He could also wire a relay inline and drive it off of a switched power wire. It's not really difficult to do that and it gets rid of any concern of power drain with the ignition off.
I prefer solid fuel rocket motors to hydrogen peroxide. Only problem is once ya light them off theres no way to shut them down. Still way safer though.
Yep. I have paperwork with so many ways to wire relays that it's crazy. You can do a lot of things with relays.
I've had the rear trim and seats out a few times. I've never seen any cables in the back. The '72 used a blower rather than a grid. The unit that I am looking at fitting has a switch built into it, so that should be ok even if it is permanent live. Thanks again for the help guys. Once I have her out of storage (glad she is there with this storm raging!) I will look what is available again. On my battery somebody has already spliced a cable in to the positive but then just not used it at some point. You can see it in my video here (blue cable with yellow connector)
Careful with that ax Eugene! Gotta watch out swinging those wrenches between the battery posts! AND, whats with that adjustable spanner?? That OEM bolt is 5/16" six point. The cutoff is a great idea except for two overlooked issues. CHAFING between the Pos. and Neg. can lead to problems. Just beware! Can you swing the positive down 90*? The other is if you examine the battery and the OEM connector, theres "teeth" that dictate the position of the cables. On that negative side, Id put a nice stainless steel star washer betwixt the two. Also that metric bolt(?) should be used with caution as the female threaded part of the battery is still lead and can be over stressed. Think about that at Tea Time mate!
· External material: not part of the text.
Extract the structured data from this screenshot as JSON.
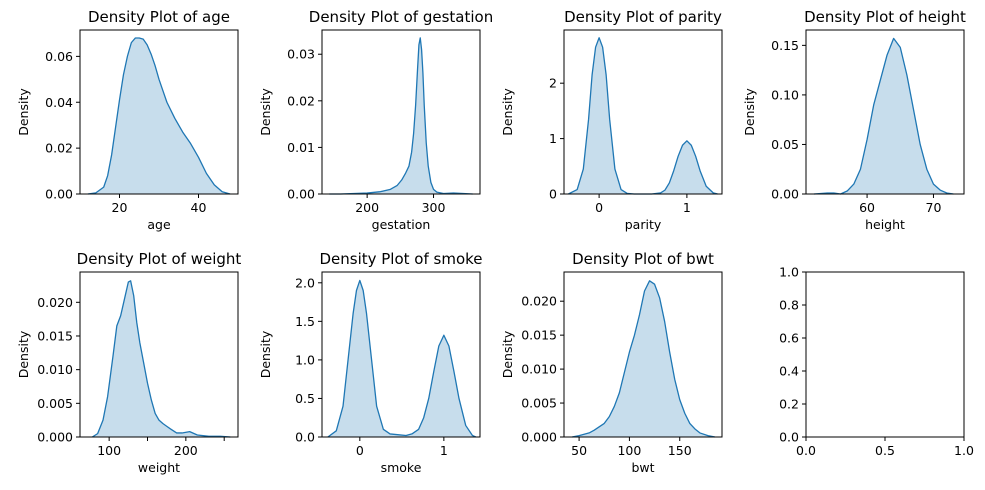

Yeah, I've seen the spark show from somebody doing that before! I had to use an adjustable as the sockets didn't fit in the gap and I don't have an imperial spanner set yet. I did think about the chafing and I tried to balance between all of the factors. Moving the positive cable downwards for example, could have caused more chafing with where it bent against the tray edge at the bottom. I think it will be ok but thanks for the warning. I saw those teeth that you mention, so I'll look for a steel star washer, thanks for the tip! I understand about the metric bolt. Unfortunately, imperial bolts are not available over the counter here in the UK. I would have had to order one from a specialist. I've always wanted to change the battery out for an Odyssey.